Description
Taro Naka (1922-2014) is one of the most respected poets in post-war Japan, having won several major Japanese poetry prizes. His poetry reflects his life-long exploration of Buddhism, traditional and modern literature, language, art, and philosophy. He developed a poetics that paid attention to what he describes as the visual, phonetic, and historical aspects of words and how each word is a unique combination of these.
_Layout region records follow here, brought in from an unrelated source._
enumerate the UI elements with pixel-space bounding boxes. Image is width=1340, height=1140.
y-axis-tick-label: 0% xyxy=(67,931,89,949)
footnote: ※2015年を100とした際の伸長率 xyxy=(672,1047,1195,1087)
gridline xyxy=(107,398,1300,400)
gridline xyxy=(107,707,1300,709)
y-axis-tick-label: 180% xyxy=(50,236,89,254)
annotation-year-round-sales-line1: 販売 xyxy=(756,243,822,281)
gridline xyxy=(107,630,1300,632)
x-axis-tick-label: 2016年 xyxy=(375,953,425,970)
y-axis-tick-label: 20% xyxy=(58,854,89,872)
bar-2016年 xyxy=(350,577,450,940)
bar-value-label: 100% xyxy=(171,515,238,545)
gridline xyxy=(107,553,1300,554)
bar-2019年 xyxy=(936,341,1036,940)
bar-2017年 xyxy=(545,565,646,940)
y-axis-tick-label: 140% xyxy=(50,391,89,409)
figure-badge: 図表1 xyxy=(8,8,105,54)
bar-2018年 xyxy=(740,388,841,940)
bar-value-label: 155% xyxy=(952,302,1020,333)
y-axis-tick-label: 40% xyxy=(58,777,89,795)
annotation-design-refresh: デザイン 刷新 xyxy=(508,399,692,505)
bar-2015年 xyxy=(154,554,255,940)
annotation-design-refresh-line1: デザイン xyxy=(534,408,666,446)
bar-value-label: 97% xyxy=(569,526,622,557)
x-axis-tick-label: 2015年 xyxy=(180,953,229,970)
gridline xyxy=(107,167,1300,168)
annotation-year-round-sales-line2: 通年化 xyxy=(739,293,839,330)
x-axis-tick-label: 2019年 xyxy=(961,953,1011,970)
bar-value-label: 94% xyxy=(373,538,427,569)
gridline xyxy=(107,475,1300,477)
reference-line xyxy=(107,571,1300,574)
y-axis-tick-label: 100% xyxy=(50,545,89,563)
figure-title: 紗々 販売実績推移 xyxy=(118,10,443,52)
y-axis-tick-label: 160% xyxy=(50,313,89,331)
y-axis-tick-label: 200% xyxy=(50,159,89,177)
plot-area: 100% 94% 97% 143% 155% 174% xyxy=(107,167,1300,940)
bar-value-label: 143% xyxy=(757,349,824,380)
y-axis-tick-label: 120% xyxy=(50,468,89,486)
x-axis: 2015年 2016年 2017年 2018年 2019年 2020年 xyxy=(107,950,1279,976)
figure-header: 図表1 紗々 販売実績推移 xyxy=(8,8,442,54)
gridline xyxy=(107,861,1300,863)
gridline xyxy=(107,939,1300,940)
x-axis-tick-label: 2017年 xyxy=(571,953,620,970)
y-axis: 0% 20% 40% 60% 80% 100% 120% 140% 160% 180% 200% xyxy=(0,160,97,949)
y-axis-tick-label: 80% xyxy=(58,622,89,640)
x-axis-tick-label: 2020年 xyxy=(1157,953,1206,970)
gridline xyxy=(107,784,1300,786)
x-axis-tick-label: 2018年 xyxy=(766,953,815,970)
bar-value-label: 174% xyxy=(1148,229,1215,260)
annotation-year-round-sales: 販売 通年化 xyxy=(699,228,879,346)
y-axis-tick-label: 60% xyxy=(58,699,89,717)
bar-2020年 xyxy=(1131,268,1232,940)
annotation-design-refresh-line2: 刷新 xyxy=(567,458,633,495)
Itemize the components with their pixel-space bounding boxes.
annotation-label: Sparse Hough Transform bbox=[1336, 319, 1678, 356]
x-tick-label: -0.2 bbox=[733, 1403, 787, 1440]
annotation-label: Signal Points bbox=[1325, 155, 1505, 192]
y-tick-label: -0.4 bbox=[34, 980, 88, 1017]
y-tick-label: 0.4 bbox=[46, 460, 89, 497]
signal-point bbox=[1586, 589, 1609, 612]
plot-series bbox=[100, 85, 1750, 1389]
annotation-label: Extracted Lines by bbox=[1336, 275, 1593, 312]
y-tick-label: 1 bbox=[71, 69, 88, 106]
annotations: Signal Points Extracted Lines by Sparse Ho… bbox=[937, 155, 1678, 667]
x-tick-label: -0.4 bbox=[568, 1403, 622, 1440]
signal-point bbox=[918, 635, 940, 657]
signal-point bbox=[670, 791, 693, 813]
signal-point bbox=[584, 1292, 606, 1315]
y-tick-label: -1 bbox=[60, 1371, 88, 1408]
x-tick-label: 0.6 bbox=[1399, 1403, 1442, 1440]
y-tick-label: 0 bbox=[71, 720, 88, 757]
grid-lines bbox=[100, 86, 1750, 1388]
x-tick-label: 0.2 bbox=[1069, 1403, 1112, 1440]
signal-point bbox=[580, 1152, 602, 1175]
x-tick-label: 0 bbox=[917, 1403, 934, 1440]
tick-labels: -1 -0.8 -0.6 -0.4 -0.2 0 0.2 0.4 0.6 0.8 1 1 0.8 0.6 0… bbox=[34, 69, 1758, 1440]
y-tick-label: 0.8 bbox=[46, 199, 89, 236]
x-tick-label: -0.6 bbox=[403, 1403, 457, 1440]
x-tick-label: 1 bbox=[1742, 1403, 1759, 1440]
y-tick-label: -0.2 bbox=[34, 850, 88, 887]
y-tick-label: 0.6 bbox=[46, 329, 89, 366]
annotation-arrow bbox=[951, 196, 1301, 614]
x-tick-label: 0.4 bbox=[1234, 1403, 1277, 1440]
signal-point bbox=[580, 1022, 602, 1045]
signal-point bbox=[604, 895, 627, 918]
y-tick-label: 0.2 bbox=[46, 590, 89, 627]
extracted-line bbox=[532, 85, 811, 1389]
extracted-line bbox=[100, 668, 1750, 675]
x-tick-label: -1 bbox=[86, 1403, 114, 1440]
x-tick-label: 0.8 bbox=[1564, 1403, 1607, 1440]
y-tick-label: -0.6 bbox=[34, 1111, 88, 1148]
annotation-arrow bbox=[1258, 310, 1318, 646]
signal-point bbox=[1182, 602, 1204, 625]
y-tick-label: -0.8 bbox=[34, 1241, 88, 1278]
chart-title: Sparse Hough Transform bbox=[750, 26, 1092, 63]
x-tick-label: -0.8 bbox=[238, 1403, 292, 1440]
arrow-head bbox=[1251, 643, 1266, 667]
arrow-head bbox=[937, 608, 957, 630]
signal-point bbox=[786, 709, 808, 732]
The poems in this volume are selected from across his poetic output of some seventy years, ranging from his stark, uncompromising depictions of the war and its immediate aftermath to the formal experimentation of the 1965 collection often considered his magnum opus, Music - from which this book takes its title - and The First Emperor, his 2003 nō play. Music, consisting of strong translations by Andrew Houwen and Chikako Nihei, and including an illuminating introduction, is the first book-length collection of Naka's work in English.
About the Author
Houwen, Andrew: - Andrew Houwen is a translator of Dutch and Japanese poetry and an associate professor at Tokyo Woman's Christian University. Some of his translations of the Dutch poet Esther Jansma appeared in Modern Poetry in Translation and Shearsman.Nihei, Chikako: - Chikako Nihei has recently completed a doctoral thesis on the novels of Haruki Murakami at the University of Sydney. She is currently a lecturer at Yamaguchi University in Japan and is working on a publication concerning Murakami and literary translation.Naka, Taro: - Taro Naka(1922-2014) was born Shōjirō Fukuda in Hakata, on the island of Kyūshū in western Japan. He entered Tokyo Imperial University in 1941 to study Japanese Literature but was called up to serve in the Japanese navy in October 1943. His first collection, Etudes, was published in 1950; his first mature collection, Music (1965), received the Yomiuri and Murō Saisei prizes. He published four further poetry collections: Hakata (1975), No-Self Mountain Temple Diary and Other Poems (1985), Excerpts from Travellers of the Dark (1992), and Requiems (1995). In 2003, his nō play The First Emperor was published; it was performed at the National Noh Theatre in March 2014. He also published numerous critical works, including Hagiwara Sakutarō and Others (1975) and The Words of Poetry (1983), and prose essays such as The Music of Melancholy (1977) and The Garden of Time (1992).